I found myself pulled towards and away the film throughout its 107-minute runtime. On the one hand it’s a clever investigation of what the “truth” could be, told by unreliable, knotty protagonists, and handsomely mounted and acted. On the other, its repetitious and often melodramatic tone left me with little investment in what was going on. Evoking Burning in its enigmatic approach, it ultimately lacks that film’s haunting and imperceptible tension.

Black Light plays as part of the First Feature competition at Tallinn Black Nights Film Festival, running from 13th to 29th November.

Madly in Life (Une Vie Démente)

QUICK SNAP: LIVE FROM TALLINN

Life doesn’t care about your plans. Alex (Jean Le Peltier) and Noemie (Lucie Debay) want a child, but have to put their lives on hold when Alex’s mother Suzanne (a superb Jo Deseure) is diagnosed with dementia. The result is a bittersweet Belgian drama-comedy that provides an unconventional yet refreshing portrait of one of the world’s most heartbreaking diseases.

Madly in Life starts with the small things, a cancelled credit card here, an unfiltered comment about sex there, before rapidly snowballing into a non-stop avalanche of issues. It soon turns out that Suzanne owes the government nearly €30,000, as she continued her job as an artistic director despite filing for a pension two years ago. Furthermore, she finds herself doing bizarre things, like getting into other people’s cars and houses. At first, it seems that she has become simply uncaring in her old age; but a trip to a professional shows that she is suffering from semantic dementia.

Directors Ann Sirot and Raphaël Balboni understand that dementia need not be expressed in clichés of mere forgetfulness — so often told in American films through unconvincing dream sequences in which people start disappearing — but can manifest itself in strange and unexpected ways.

The French title Une Vie Démente literally means “a mad life”, but functions as a clever pun on the similar word démence, which means “dementia”. This double-meaning of complex madness is not only true for Suzanne, radiantly captured by Desuere, but the young couple as well, who differ dramatically on the ways in which Suzanne should be treated. Putting their hope for a new apartment and baby on the back-burner, Madly in Life navigates a variety of escalating crises that vary from cancelling a trip on the weekend to discussing end-of-life care.

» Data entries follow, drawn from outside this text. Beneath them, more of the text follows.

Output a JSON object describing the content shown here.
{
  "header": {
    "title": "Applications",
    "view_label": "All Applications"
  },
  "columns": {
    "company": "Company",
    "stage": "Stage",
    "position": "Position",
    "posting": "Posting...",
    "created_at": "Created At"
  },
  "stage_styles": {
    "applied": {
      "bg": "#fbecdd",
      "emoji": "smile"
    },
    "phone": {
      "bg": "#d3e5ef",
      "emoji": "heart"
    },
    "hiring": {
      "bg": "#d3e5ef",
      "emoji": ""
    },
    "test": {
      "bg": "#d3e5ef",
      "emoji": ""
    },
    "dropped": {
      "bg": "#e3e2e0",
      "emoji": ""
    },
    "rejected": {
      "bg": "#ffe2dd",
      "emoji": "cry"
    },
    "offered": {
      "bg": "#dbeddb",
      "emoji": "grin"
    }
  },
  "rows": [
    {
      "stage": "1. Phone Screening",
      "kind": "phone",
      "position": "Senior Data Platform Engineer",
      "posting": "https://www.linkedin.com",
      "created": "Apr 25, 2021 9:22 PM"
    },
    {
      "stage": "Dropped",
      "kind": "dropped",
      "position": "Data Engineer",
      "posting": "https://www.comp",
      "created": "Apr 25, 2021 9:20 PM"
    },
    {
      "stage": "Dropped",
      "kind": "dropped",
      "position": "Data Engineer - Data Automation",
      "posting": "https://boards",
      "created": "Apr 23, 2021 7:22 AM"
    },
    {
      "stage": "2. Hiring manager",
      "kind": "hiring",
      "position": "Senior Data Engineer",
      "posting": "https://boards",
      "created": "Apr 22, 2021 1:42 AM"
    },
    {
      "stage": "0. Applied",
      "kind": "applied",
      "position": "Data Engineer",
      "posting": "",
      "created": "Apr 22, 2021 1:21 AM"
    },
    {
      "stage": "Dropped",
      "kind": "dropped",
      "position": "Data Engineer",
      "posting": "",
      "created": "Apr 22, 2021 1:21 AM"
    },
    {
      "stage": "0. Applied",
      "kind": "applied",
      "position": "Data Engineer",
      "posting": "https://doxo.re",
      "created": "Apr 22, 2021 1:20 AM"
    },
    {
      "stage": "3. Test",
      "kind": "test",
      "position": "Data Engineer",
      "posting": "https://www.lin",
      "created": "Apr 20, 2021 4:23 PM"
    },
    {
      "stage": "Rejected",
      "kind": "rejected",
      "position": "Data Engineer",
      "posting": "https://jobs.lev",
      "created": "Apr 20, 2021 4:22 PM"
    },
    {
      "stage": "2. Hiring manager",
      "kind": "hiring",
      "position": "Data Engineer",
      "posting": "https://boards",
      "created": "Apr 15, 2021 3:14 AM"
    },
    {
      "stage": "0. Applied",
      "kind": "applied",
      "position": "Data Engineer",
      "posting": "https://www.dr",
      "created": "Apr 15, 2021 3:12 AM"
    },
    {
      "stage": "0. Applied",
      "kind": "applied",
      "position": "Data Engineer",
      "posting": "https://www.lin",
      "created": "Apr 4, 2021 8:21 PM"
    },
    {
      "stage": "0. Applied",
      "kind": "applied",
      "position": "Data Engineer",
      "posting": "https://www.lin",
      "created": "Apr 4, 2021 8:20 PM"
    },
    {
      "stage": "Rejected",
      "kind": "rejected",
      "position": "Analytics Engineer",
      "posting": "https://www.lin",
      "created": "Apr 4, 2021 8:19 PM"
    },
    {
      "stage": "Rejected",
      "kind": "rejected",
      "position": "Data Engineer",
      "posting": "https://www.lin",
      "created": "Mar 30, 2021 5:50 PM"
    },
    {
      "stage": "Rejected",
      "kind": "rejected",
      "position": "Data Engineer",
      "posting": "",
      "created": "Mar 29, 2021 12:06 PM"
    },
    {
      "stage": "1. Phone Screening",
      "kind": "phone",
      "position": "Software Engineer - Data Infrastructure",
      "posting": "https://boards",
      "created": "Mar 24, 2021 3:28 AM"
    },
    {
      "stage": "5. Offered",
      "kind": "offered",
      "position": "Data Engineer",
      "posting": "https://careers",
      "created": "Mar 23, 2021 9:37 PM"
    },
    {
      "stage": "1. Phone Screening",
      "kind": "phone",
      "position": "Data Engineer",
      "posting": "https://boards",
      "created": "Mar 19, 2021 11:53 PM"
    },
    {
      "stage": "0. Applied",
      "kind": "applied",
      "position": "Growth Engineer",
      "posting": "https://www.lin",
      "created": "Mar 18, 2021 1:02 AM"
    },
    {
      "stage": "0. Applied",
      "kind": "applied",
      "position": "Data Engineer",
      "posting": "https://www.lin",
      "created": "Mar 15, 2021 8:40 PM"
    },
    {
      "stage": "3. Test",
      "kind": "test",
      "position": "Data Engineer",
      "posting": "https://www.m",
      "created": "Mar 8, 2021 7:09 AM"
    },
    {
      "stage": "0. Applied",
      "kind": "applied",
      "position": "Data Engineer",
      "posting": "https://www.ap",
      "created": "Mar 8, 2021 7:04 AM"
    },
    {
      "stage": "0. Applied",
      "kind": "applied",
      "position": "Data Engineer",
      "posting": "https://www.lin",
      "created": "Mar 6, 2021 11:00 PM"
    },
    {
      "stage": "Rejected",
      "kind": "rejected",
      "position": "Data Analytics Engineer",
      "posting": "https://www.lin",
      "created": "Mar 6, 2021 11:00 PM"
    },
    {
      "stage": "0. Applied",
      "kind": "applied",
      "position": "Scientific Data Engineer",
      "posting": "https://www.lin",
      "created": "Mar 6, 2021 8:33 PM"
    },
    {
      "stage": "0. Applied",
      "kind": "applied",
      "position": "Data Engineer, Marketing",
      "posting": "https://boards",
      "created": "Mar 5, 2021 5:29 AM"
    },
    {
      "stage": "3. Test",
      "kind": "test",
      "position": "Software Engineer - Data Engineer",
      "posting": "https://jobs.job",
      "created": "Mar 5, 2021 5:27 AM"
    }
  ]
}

A mostly-realistic approach is complicated and enriched by a few surreal flights of fancy. For example, a repeated non-naturalist motif features the characters wearing matching clothes against a plain background, talking to a professional — whether its a pre-conception counsellor, tax accountant or a doctor — we never see. In these moments we get a sense of order that intentionally seems to jar against the chaotic world of Suzanne’s condition.

Further dislocation comes through the film’s multiple use of jump cuts. Put in places where another film would’ve let the camera roll, they create a difficult environment where resolution is not easily found. But the cast, seemingly improvising within these situations, keep an authentic and touching atmosphere throughout.

Ultimately, the film shows that there are no easy ways to cope with a loved-one losing their mind: only different degrees of less bad ones. By utilising black humour as well as heartfelt drama, Madly in Life neatly catches the highs and the lows of both life and love. An extension of several shorts the two directors have worked on together — many of which combine social reality with elements of the fable — it sees them expertly expand their pallet to a wider feature film.

Madly in LIfe plays as part of the First Feature competition at Tallinn Black Nights Film Festival, running from 13th to 29th November.

Poppy Field (Mooniväli)

A member of the Romanian Gendarmerie faces up to the secrets of his personal life in the LGBT drama Poppy Field, a gripping, minimalist tale from first-time feature director Eugen Jebeleanu. Essentially comprised of two elongated scenes, it subtly refracts upon itself to deliver a fascinating tale of being closeted in a hyper-masculine society.

Cristi (Conrad Mericoffer) is hosting his French Muslim boyfriend Hadi (Radouan Leflahi) at his flat. They cannot keep their hands off each other, almost instantly falling into bed. Life outside of the bedroom isn’t so simple. When Hadi broaches the idea of visiting the mountains for a night, Cristi waves it away with a variety of weak excuses. There is the sense that he is hiding something, boiling over into an awkward encounter when his seemingly well-meaning sister comes over to visit.

The second, longer act of the film puts Cristi’s tortured complexity into context. On the police beat, he is called to the scene of a queer cinema screening that is being blocked by ultra-nationalist protestors. Based on the true story of the 120 BPM being blocked by religious protestors in Romania, we are shown this scene in realistic detail, Jebeleanu creating a sense of chaos and spectacle through handheld framing and overlapping dialogue. When Cristi meets a former lover at that same screening, he quickly spirals out of control, potentially causing controversy when the encounter turns violent.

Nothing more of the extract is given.